Barbara Ekey is not an professional auctioneer, but bouncing around a banquet room in Bethesda driving up the bids on an arrangement of lilies, she puts some of the pros to shame.
A former photo-journalist, Ekey became an author, inventor, motivational speaker, non-profit manager and auctioneer after she was diagnosed with breast cancer in 1997.
Her book “Lilies for a Breast Cancer Free Life” uses the resilient flower as symbol of strength, interlacing humor, stress-relief techniques, and medical advice. Ekey donates proceeds from the book’s sales—and from sales of her patented medical devices—to breast cancer research.
Still, she said, “I wasn’t giving enough.
“So I thought, ‘I’ll combine everything I know and am—my writing, my motivational speaking and also the fact that my husband has been in the floral industry, his family, for 90 years.’”
The result was the Grow for Life Foundation—her research and education non-profit—and a one-of-a-kind event, the Lilyfest.
Lilyfests draw together cancer survivors, researchers, and educators along with florists and floral enthusiasts. Attendees eat a catered lunch then bid on floral arrangements by the country’s top designers. The ticket receipts and auction proceeds go to Grow for Life.
ON THE HEELS of successful events in Minneapolis, Chicago, San Francisco, and Ft. Myers, Fla., Ekey set her sights on holding a Lilyfest in the Washington area.
She turned to her friend Susan Fritschler, a Potomac resident and member of the Grow for Life board, to organize.
Fritschler is not a particularly ardent flower enthusiast. “My petunias grow but that’s about it,” she said. But she is the friend who stood by Ekey as Ekey endured chemotherapy and radiation treatment.

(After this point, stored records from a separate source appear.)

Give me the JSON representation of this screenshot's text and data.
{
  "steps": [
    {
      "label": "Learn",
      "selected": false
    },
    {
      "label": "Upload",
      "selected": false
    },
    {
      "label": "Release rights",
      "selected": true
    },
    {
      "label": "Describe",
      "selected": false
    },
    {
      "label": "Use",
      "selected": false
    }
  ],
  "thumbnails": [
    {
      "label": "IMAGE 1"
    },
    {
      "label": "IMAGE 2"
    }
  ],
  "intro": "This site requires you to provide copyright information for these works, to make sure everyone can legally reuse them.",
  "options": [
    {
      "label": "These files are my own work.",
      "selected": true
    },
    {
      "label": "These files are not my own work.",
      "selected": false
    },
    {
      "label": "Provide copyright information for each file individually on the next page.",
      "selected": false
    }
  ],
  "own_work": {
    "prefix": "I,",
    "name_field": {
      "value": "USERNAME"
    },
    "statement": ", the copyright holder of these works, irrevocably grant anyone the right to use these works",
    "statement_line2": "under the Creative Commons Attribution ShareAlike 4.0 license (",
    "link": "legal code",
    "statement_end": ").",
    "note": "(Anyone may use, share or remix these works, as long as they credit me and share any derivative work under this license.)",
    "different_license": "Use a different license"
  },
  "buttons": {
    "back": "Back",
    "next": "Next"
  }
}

“Instead of focusing on the negative, we played tennis, sampled the fare at fine restaurants and filled our lives with laughter,” Ekey said.

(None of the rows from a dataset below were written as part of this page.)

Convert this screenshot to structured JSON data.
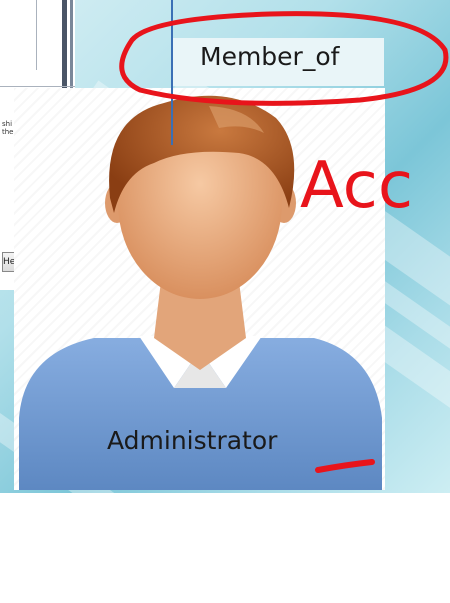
{
  "member_label": "Member_of",
  "admin_label": "Administrator",
  "handwritten_text": "Acc",
  "dialog": {
    "tiny_text_line1": "shi",
    "tiny_text_line2": "the",
    "button_label": "He"
  },
  "colors": {
    "annotation_red": "#e8141b",
    "connector_blue": "#3a6fb5",
    "shirt_blue": "#6c97cf"
  }
}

During a 12-month period, Fritschler saw four friends and colleagues diagnosed with the disease, which affects one in eight women during their lifetimes.
Fritschler spent six months planning the Washington Lilyfest, which was held March 1 at the Hyatt Regency Bethesda.

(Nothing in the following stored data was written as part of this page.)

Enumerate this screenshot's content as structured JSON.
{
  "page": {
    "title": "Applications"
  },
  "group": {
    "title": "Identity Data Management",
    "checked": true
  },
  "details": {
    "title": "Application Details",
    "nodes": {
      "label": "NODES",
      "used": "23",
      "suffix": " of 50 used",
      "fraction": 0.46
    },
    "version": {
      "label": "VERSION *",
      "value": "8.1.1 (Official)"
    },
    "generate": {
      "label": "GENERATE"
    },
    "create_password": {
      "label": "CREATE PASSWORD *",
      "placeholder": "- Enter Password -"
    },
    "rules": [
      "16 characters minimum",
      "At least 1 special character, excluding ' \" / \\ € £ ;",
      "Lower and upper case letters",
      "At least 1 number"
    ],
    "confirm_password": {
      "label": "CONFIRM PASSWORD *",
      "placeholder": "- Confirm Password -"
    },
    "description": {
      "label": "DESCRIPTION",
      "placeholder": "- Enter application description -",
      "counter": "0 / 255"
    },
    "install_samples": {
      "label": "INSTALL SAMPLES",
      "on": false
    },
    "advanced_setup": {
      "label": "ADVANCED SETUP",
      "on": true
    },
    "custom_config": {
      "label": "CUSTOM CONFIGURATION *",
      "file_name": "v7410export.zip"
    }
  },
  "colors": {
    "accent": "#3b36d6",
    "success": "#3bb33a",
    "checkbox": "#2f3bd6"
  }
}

Scott Edwards, a winner of national floral design awards, provided the arrangements and surgeon Pamela Wright of Suburban Hospital spoke at the event.
“The message I came away with was you don’t need to be so afraid of this anymore. You can detect it early. There are less invasive treatments. There are better medications,” Fritschler said of Wright. “What I really liked about her is she’s very matter-of-fact about all of this.”
Fritschler very matter-of-fact herself. Every penny raised at the event will be spent locally, divided about equally between research and education grants.
“It’s not mega-bucks,” she said, “but it’s a start.”